Sheik Ahmed Abdul Ghafour al-Samaraie, who heads the Sunni Endowment, the government agency in charge of the maintaining Sunni mosques and shrines, said Iraqis have the right to choose the candidates they want.
"We call upon all the Iraqi people, and this is a fatwa from more than 1,000 Iraqi scholars who are urging Iraqis to vote," he said, speaking to the Dubai-based Al-Arabiya television.
The Islamic Army in Iraq, which last week claimed to have killed U.S. hostage Ronald Allen Schulz, stressed its decision not to attack polling stations did not mean it supported the political process and it vowed to continue attacking foreign and Iraqi security forces.

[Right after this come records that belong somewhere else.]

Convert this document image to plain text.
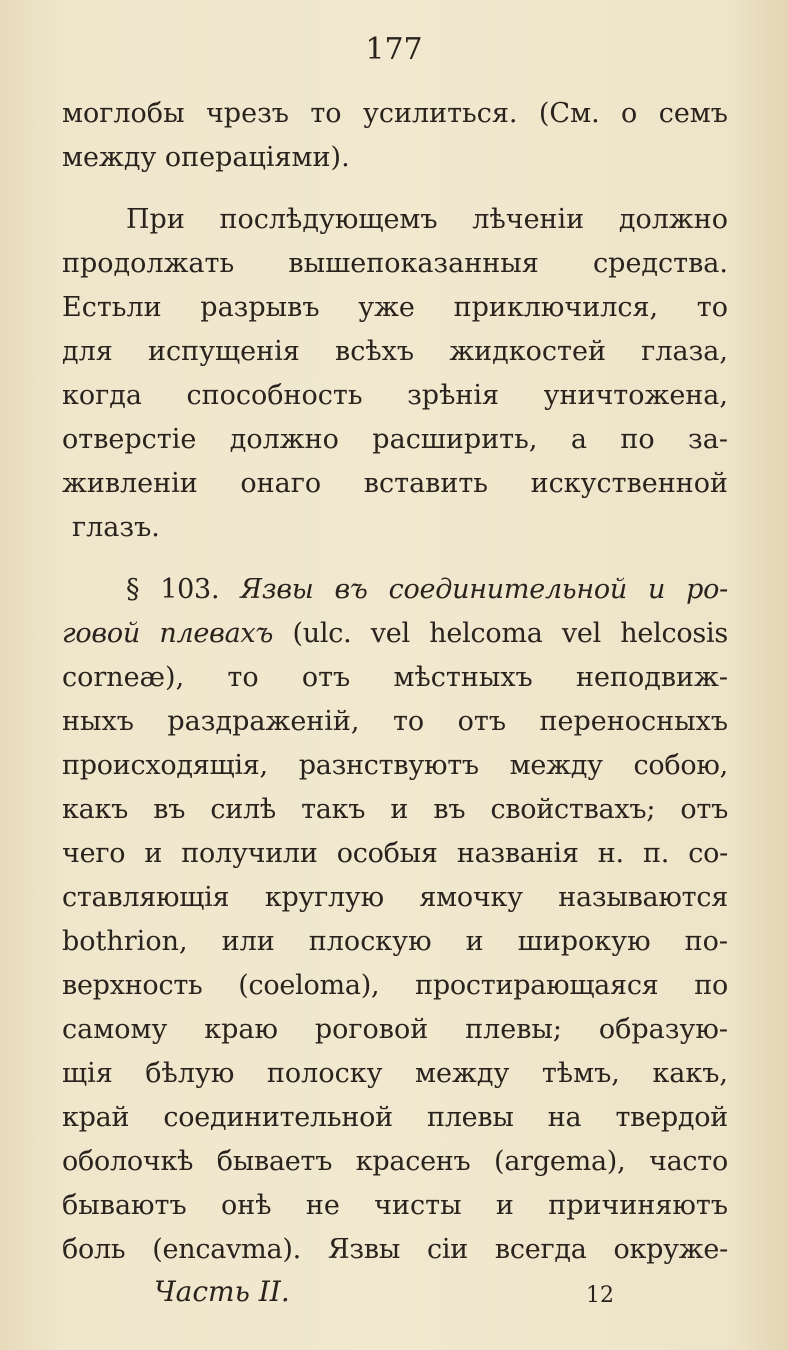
177
моглобы чрезъ то усилиться. (См. о семъ
между операціями).
При послѣдующемъ лѣченіи должно
продолжать вышепоказанныя средства.
Естьли разрывъ уже приключился, то
для испущенія всѣхъ жидкостей глаза,
когда способность зрѣнія уничтожена,
отверстіе должно расширить, а по за-
живленіи онаго вставить искуственной
глазъ.
§ 103. Язвы въ соединительной и ро-
говой плевахъ (ulc. vel helcoma vel helcosis
corneæ), то отъ мѣстныхъ неподвиж-
ныхъ раздраженій, то отъ переносныхъ
происходящія, разнствуютъ между собою,
какъ въ силѣ такъ и въ свойствахъ; отъ
чего и получили особыя названія н. п. со-
ставляющія круглую ямочку называются
bothrion, или плоскую и широкую по-
верхность (coeloma), простирающаяся по
самому краю роговой плевы; образую-
щія бѣлую полоску между тѣмъ, какъ,
край соединительной плевы на твердой
оболочкѣ бываетъ красенъ (argema), часто
бываютъ онѣ не чисты и причиняютъ
боль (encavma). Язвы сіи всегда окруже-
Часть II.	12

That call came one day after al-Qaida in Iraq and four other Islamic extremist groups issued a rare joint statement denouncing the elections as a "satanic project" and vowing to continue their war to establish an Islamic government in the country. But the statement contained no clear threat to disrupt voting.
The authenticity of the claims could not be verified, but they appeared on Web sites that often publish extremist material.
The absence of a clear-cut threat could reflect the growing interest among Sunni Arabs, the foundation of the insurgency, to participate in the election. The Sunni boycott of the January ballot left parliament in the hands of Shiites and Kurds a move that increased communal friction and cost the Sunnis considerable influence in drafting the constitution.
U.S. officials hope for a large turnout among the Sunni Arab minority, a development that could produce a government capable of winning the trust of the Sunnis and defusing the insurgency. That would enable U.S. and other foreign troops to begin heading home next year.
Sunni Arab politicians have promised an end to what they term abuse at the hands of the Shiite-dominated security services.